Niet elke topsporttak of topsport heeft de topsportschool nodig om er te geraken. En er zijn ook een aantal talenten die er zonder topsportschool geraken. Topsport is een piramidale structuur. Velen voelen zich geroepen en weinigen bereiken de top. Dat verklaart waarom er in de topsportscholen veel meer kandidaat-topsporters aanwezig zijn dan diegenen die uiteindelijk echt topsporter worden. Dat is een van de redenen waarom we enerzijds selectiever zullen moeten zijn, en anderzijds opener. Selectiever in de criteria die we stellen om te mogen toetreden tot topsportscholen. De openheid, ik kom er straks op terug, heeft te maken met de relaties met de clubs en federaties, en met andere mogelijkheden dan louter en alleen het volgen van het federatieprogramma.
Als we het plaatje maken van de topsportscholen, moeten we ook vaststellen dat een aantal sporten zeer degelijke resultaten afleveren. In het volleybal is men zonder meer zeer goed bezig, het is een van de sporttakken waar men erin slaagt om op een degelijke wijze een ploegsport aan te bieden. Daar gaat het er niet alleen om zich individueel als topsporter te vervolmaken, men leert er ook in een ploeg te spelen. Dat is toch positief, daar kunnen we lessen uit trekken.

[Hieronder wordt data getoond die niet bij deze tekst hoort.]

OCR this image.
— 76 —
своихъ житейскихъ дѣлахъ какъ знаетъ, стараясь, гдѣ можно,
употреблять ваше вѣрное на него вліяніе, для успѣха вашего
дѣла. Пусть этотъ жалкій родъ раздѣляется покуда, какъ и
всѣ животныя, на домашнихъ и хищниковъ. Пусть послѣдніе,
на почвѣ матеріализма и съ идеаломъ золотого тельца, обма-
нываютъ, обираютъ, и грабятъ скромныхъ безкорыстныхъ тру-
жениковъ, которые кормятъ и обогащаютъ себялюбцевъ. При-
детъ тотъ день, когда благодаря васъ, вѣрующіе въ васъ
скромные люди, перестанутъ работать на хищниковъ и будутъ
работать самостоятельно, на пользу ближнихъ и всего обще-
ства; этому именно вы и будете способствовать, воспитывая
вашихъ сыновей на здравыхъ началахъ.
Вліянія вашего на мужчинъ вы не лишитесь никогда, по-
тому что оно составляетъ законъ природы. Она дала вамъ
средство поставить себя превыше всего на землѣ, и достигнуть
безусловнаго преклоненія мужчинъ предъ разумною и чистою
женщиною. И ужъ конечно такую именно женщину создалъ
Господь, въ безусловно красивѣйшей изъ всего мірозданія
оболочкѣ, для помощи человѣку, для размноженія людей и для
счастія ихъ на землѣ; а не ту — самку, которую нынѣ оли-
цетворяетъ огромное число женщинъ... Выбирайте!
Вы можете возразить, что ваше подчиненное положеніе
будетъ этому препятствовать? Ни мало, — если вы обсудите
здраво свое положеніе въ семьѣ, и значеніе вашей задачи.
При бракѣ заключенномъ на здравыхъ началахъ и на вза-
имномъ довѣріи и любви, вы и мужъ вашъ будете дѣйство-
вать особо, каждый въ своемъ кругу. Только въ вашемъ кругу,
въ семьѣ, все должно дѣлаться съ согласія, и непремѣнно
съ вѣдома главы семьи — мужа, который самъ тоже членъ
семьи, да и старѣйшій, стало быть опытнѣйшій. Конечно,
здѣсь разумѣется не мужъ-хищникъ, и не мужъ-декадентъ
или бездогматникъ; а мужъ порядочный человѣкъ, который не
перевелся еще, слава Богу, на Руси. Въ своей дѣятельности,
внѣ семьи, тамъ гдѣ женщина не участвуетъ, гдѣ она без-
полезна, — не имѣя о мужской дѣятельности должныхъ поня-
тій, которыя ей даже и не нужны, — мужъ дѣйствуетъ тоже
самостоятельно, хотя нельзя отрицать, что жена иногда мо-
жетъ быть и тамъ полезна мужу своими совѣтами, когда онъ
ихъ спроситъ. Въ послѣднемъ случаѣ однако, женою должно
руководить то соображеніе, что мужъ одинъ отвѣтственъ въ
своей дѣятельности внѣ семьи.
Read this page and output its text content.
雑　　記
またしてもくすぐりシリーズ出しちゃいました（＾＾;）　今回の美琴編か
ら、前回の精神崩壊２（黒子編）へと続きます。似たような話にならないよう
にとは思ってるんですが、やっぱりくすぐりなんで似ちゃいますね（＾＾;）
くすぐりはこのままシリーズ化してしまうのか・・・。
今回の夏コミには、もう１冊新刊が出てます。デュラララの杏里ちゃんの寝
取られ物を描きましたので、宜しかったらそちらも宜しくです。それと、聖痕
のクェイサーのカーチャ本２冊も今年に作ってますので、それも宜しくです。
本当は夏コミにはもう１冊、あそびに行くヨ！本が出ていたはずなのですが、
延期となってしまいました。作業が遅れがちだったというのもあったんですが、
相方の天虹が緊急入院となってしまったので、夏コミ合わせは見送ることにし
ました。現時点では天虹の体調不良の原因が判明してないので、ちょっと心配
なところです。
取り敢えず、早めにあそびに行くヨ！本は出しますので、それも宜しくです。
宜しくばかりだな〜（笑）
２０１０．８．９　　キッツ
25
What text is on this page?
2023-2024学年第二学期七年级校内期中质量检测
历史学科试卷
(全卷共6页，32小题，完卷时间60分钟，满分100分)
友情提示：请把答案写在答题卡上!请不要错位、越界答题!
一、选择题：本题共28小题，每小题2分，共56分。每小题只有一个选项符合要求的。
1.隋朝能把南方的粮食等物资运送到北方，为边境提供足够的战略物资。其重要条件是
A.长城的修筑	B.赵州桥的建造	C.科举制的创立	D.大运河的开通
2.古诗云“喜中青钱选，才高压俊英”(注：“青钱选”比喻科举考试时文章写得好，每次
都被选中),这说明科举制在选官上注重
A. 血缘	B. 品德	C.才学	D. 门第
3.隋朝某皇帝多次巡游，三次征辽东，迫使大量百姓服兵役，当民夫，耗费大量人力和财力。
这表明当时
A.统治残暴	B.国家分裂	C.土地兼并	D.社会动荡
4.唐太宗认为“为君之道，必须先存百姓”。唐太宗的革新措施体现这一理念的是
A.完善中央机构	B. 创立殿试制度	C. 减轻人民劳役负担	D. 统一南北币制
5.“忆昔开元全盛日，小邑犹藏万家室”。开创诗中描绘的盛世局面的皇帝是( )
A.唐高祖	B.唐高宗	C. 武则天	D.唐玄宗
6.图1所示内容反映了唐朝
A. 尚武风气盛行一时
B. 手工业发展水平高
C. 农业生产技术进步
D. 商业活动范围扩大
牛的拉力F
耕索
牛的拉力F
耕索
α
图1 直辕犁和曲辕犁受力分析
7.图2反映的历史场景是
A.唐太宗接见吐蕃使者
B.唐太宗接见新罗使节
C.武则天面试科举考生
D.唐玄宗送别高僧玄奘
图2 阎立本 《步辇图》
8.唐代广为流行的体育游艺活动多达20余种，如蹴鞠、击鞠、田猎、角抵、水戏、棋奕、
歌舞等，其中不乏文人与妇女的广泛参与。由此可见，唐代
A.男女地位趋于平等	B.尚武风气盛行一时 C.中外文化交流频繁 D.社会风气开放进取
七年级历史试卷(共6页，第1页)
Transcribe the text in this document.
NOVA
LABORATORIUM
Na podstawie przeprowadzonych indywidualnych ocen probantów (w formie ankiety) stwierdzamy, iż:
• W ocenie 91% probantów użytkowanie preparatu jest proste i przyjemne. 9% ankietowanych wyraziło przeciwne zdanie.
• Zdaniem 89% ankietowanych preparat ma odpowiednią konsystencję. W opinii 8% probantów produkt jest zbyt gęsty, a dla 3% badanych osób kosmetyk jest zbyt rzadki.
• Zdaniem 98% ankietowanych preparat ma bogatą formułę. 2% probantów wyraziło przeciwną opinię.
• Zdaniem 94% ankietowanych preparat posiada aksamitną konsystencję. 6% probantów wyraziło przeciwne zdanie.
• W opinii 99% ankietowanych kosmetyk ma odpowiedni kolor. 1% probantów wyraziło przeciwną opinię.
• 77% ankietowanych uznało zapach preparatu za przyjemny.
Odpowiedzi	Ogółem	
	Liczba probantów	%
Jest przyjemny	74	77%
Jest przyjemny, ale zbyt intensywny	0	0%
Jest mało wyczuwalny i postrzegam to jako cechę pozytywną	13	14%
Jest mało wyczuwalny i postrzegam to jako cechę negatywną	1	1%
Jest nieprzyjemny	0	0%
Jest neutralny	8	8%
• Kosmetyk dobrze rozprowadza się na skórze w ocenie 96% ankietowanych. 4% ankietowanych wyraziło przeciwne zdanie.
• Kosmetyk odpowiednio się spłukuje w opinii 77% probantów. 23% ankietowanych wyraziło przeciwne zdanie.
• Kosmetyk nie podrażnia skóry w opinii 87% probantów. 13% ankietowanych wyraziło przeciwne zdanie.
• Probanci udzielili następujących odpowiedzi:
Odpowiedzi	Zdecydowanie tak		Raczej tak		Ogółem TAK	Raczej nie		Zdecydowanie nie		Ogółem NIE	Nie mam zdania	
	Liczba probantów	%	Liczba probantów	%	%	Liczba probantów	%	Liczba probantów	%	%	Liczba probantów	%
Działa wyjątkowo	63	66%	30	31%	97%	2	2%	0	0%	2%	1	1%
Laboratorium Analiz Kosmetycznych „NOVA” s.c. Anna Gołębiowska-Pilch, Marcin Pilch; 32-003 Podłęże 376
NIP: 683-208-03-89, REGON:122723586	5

In het turnen en het zwemmen zijn de resultaten fors verbeterd dankzij de topsportscholen. Ook triatlon is een sporttak waar het goed gaat.
Toch zijn er nog een aantal bedenkingen. Voor een aantal late specialisatiesporten, waar men ouder moet zijn vooraleer men zich kan specialiseren in die sport, komen de topsportscholen te vroeg. Voor gymnastiek moet men heel jong starten, wat bijna ideaal is voor een topsportschool. Voor een aantal sporten komt de specialisatie veel later. Het is dus niet voor elke sporttak vanzelfsprekend om de absolute talenten op te merken op jonge leeftijd.
Een aantal talenten die niet in topsportscholen zitten, krijgen via een club of via private initiatieven een hele goede begeleiding, vergelijkbaar met de begeleiding in de topsportscholen.
Bij de opstart van de topsportscholen heeft het toenmalige beleid, in samenspraak met de federaties, ervoor gekozen om gesloten circuits te hebben. In een gesloten circuit volgt men via de federatie het aangeboden programma en wordt men geselecteerd door de federatie. Er zijn een aantal zeer sterke clubs die niet altijd zo'n fantastische relatie met de federatie hebben. Ze kunnen door dit gesloten circuit geen gebruik maken van de faciliteiten van de topsportschool. Nochtans zou het perfect kunnen dat die leerlingen voor de algemene vakken topsportschool volgen, maar voor hun sportopleiding naar hun club zouden kunnen gaan. Het opentrekken van dat toch wel erg gesloten circuit, is misschien wel nodig. In de huidige topsportscholen wordt een beperkt aantal studierichtingen aangeboden. Het aanbieden van meer richtingen zou ook meer talenten bijeen kunnen brengen.
Er zijn dus knelpunten waar we na de Olympische Spelen heel open over moeten praten. We kunnen het nu al voorbereiden met alle betrokkenen, zodat we voor de nieuwe Olympiade de werking van de topsportscholen misschien kunnen bijsturen. Ik ben zelf vragende partij om het aantal topsportscholen te beperken. Dat is deze legislatuur al een paar keer aan bod gekomen, maar er is geen draagvlak, noch politiek, noch bij de federaties om te komen tot één topsportschool. De besprekingen in de commissies en met de betrokkenen waren heel duidelijk. We hebben het zoveel mogelijk proberen te reduceren door naar zes topsportscholen te gaan, wat al een verbetering is. Maar het is nog geen ideale situatie zoals in het buitenland.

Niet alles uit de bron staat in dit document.